7. How does the proposed legislation compare to critical infrastructure cybersecurity laws in other jurisdictions?

In formulating the proposed legislation, the government made reference to the legislation of other jurisdictions on critical infrastructure protection, including the United Kingdom, Australia, the United States, the European Union, Singapore, Mainland China and Macao SAR. For instance, the designation-based framework envisaged by the legislation mirrors Australia’s regulatory approach to systems of national significance under the Security of Critical Infrastructure Act 2018. Moreover, many obligations of the CIOs, such as those in respect of security risk assessments, audits and drills, have corresponding counterparts in the cybersecurity legislation of jurisdictions like Mainland China and Singapore.

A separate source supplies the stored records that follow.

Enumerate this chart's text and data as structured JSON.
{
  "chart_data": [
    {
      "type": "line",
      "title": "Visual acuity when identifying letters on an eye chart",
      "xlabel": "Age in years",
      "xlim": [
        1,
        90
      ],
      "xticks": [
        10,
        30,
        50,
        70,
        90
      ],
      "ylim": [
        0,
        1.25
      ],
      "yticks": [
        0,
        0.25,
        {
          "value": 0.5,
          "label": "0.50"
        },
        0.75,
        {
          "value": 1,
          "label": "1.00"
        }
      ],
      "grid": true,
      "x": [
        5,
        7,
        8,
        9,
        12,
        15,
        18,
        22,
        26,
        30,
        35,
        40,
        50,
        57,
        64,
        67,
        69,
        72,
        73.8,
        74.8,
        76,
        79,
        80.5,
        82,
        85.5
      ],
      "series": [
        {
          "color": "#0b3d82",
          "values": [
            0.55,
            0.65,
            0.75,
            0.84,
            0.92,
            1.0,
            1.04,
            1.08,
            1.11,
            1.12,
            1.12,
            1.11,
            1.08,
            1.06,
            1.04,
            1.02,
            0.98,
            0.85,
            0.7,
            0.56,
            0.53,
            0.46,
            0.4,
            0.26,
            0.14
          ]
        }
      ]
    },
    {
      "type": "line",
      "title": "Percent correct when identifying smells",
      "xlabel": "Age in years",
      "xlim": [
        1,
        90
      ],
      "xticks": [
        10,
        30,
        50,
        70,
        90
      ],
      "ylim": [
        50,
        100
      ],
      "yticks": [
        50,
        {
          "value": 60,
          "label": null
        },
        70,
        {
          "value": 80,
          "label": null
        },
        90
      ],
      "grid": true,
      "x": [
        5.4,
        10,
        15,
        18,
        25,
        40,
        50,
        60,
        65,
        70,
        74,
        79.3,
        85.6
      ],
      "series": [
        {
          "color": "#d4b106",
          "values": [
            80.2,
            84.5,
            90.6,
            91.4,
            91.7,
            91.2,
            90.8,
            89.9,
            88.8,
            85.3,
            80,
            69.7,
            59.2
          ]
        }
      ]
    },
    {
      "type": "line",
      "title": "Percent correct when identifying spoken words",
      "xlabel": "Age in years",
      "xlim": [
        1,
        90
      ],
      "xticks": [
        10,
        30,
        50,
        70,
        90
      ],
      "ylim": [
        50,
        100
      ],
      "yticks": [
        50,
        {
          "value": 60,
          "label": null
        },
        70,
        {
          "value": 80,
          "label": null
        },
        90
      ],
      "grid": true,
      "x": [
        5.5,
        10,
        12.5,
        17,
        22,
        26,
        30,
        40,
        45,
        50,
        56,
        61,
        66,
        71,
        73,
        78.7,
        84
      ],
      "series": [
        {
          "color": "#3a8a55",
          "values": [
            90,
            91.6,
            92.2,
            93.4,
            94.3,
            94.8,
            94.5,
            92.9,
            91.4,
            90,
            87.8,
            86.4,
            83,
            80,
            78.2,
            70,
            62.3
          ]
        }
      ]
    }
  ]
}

The investigative powers of the regulator to request information, access documents and enter premises can also be found in foreign legislation, including the UK’s Network and Information Systems Regulations 2018 and Singapore’s Cybersecurity Act 2018.

There are, however, technical nuances between similar mechanisms under the proposed legislation and existing laws in other jurisdictions. For instance, the proposed legislation requires organisations to report non-serious security incidents within 24 hours of becoming aware of them, providing greater flexibility compared to Singapore’s requirement of reporting all security incidents affecting critical information infrastructure within two hours of awareness.  

8. What are the next steps for the proposed legislation?

The proposed legislation is expected to be tabled in the Legislative Council by the end of 2024. Once passed, the Commissioner’s Office will be established within a year, and the law will come into effect around six months thereafter. This, therefore, gives a critical planning period until mid-2026 for organisations which may be designated CIOs and their services providers.

9. What must organisations do in light of the proposed legislation?

It is hopes that the uncertainty around some critical issues, including the scope of the Essential Service Sectors (particularly the information technology sector), the specific criteria to distinguish CIs among the Essential Service Sectors, and the threshold for “serious” security incidents, will be resolved as the proposed legislation passes through the public consultation and the usual legislative process. 

Organisations should closely monitor the development of the proposed legislation, develop an internal position on their designation (or their customers’ designation, in the case of service providers, as a CIIO and systems as CCS, and prepare to advocate/lobby for their position once the designation communications commence, and monitor and update their cybersecurity measures and procedures and contracts.